The other day, one of my colleagues at work had had her car stolen and her house burgled. She is from Rwanda but was raised in Belgium. She had an idea of who had robbed her, but, when I asked her if she had shared her suspicion with the police, she said no, that she didn’t trust the police to protect her, as a black woman, that she was worried they would tell the man of her suspicions, and he might retaliate. At the time, I thought that it would be unusual for a person of color in the US to share something about her experience of racism so openly with a white person she barely knew. She would keep that to herself, or share it with someone from her own community, but she would be careful about making a statement like that to someone who is white. Because we (whites) are so quick to dismiss such statements as prejudicial themselves, to characterize the person who said it as being angry, and defensive, as having a ‘chip on her shoulder.’ We deny that racism is systemic in our society, and we discount and minimize their experiences of it, so these feelings are not shared with us. They are there, but they are below the surface of our interactions, hidden, and untouched. It keeps us from fully understanding one another. It distances us from each other. It keeps us forever apart.

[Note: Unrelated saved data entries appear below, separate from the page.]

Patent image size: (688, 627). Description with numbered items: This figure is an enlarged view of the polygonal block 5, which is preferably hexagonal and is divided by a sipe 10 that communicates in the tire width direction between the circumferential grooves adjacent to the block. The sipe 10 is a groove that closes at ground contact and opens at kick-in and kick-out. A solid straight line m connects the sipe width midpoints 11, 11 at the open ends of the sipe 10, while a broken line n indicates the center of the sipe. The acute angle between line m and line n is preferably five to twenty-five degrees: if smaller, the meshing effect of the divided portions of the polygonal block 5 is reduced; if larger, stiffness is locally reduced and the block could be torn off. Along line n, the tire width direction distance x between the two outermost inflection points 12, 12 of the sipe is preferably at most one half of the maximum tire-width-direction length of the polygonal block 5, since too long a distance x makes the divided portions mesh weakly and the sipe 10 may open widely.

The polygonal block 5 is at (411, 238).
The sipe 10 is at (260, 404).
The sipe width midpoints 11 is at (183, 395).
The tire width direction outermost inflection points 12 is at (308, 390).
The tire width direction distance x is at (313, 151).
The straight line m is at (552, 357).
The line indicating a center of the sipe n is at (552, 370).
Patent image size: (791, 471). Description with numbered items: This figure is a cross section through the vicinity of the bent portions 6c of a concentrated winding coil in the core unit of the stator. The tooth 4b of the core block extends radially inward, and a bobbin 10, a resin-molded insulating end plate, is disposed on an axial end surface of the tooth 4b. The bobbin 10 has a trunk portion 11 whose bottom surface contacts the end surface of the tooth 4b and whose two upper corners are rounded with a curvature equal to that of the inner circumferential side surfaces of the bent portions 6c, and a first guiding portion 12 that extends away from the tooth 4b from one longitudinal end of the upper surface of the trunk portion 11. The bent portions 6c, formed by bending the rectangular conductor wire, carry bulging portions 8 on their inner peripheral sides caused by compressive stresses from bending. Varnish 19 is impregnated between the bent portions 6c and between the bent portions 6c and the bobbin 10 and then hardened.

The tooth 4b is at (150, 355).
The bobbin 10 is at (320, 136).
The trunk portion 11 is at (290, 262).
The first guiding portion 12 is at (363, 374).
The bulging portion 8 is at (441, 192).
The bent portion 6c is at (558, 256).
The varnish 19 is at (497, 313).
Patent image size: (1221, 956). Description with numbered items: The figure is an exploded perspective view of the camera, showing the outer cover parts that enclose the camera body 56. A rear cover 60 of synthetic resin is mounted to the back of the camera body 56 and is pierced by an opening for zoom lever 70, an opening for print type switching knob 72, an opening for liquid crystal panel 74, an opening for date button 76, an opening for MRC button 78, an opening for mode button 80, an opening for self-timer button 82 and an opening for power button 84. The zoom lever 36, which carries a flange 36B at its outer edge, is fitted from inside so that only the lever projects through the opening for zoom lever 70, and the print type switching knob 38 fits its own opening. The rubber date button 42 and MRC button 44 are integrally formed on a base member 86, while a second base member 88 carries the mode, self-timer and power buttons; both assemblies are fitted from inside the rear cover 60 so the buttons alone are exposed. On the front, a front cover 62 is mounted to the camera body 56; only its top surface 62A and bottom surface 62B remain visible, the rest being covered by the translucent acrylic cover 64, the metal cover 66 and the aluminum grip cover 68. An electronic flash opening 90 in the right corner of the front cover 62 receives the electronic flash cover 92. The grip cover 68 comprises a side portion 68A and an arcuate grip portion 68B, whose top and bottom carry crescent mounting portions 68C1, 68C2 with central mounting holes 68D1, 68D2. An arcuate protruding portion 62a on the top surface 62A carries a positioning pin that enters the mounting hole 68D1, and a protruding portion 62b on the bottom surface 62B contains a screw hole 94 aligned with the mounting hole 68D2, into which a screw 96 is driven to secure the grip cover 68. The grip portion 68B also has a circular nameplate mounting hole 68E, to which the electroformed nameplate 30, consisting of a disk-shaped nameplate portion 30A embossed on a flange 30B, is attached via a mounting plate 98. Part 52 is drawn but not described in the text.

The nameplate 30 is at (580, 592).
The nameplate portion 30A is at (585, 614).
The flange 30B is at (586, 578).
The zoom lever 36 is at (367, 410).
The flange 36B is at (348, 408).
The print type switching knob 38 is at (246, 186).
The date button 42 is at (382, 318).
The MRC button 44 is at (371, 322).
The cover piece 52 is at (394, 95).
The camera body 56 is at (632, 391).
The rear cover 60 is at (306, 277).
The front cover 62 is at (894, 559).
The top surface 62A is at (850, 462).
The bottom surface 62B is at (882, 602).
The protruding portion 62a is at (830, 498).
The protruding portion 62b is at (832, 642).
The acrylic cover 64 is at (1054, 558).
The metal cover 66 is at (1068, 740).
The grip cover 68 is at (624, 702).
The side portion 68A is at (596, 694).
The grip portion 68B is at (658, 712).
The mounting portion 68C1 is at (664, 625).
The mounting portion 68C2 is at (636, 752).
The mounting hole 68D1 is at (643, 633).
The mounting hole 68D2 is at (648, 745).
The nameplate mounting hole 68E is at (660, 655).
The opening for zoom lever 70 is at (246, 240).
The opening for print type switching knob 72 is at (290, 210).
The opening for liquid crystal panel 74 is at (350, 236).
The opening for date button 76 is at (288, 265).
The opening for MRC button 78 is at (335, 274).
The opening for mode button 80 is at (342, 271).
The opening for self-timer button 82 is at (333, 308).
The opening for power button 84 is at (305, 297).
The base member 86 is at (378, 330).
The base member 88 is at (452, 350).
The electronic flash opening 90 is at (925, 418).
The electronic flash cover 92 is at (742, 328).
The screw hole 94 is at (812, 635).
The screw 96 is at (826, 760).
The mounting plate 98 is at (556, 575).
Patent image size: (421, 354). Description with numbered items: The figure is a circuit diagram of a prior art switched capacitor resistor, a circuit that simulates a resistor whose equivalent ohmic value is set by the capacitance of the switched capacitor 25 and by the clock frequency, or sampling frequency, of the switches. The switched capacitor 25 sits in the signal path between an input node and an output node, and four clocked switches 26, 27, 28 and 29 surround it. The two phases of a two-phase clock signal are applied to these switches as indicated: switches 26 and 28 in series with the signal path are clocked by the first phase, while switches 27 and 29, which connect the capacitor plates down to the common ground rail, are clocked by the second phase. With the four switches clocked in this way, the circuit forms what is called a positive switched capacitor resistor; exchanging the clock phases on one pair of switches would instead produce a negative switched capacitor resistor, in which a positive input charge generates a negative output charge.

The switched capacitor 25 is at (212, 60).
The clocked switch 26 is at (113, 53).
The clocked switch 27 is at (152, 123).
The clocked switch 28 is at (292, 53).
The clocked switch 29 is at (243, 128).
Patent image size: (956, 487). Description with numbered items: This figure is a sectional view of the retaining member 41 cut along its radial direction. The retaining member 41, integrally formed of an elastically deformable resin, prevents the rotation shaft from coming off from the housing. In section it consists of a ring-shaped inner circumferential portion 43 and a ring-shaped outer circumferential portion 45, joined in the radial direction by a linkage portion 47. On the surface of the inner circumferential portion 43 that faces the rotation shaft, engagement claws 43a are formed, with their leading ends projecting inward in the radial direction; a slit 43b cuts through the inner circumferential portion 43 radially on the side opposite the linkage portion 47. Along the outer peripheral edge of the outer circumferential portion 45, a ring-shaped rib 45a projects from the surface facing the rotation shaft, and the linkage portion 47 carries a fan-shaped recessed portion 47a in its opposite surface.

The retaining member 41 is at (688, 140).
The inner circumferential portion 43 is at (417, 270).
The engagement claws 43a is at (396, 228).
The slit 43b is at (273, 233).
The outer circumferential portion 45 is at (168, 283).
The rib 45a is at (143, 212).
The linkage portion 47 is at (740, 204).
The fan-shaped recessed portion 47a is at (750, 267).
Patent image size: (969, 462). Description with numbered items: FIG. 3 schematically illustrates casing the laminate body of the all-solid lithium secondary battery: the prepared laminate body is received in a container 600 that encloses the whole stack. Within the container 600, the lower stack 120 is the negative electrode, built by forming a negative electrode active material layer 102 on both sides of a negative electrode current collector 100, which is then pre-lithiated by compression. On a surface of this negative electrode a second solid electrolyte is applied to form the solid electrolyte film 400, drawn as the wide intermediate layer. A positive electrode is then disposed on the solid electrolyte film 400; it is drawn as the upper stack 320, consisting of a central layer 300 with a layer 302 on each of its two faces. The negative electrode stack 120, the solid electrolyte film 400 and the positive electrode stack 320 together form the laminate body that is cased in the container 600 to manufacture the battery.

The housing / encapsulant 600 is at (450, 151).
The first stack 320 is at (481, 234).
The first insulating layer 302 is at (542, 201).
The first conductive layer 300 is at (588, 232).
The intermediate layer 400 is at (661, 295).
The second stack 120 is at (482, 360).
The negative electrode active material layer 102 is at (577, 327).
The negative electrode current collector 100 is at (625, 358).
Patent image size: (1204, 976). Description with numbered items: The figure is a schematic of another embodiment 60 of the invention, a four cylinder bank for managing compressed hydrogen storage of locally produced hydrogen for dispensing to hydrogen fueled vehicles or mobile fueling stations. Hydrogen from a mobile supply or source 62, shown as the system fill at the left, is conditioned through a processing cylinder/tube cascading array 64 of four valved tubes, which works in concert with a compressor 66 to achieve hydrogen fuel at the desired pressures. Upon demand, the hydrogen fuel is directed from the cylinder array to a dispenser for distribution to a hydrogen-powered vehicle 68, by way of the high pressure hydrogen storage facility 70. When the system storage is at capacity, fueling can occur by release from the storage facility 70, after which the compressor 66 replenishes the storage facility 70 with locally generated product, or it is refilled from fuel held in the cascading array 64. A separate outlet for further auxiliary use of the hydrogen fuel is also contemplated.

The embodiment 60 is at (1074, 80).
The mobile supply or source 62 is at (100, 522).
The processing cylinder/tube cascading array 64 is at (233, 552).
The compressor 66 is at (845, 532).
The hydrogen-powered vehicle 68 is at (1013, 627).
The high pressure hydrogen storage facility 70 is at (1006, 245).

And, finally, I encounter the difference in the way we relate to each other everyday, here, when I step onto the double-decker bus that takes me to work. I see a few white faces, but mostly my bus is filled with people of color, and I think, as I sit with them, how a white person in the US would feel threatened when entering this environment. He would stand and hold the rail rather than sit down, she would clutch her purse closer to her side. Yet here, we sit together. There are Sikhs and men in kufis and women in hijabs. There are Indian women with shawls wrapped around their heads and men with dreadlocks down the middle of their backs. There are rhythms of languages from Africa and India and Poland and Romania and Palestine. We feel comfortable with each other. We don’t carry the fear and distrust that surrounds us in the US. Here, (at least in London—I am told it is very different in the countryside), people have learned to live together, to share a bus, a table, a grocery, to begin to make a stab at understanding one another, to look at each other, to talk.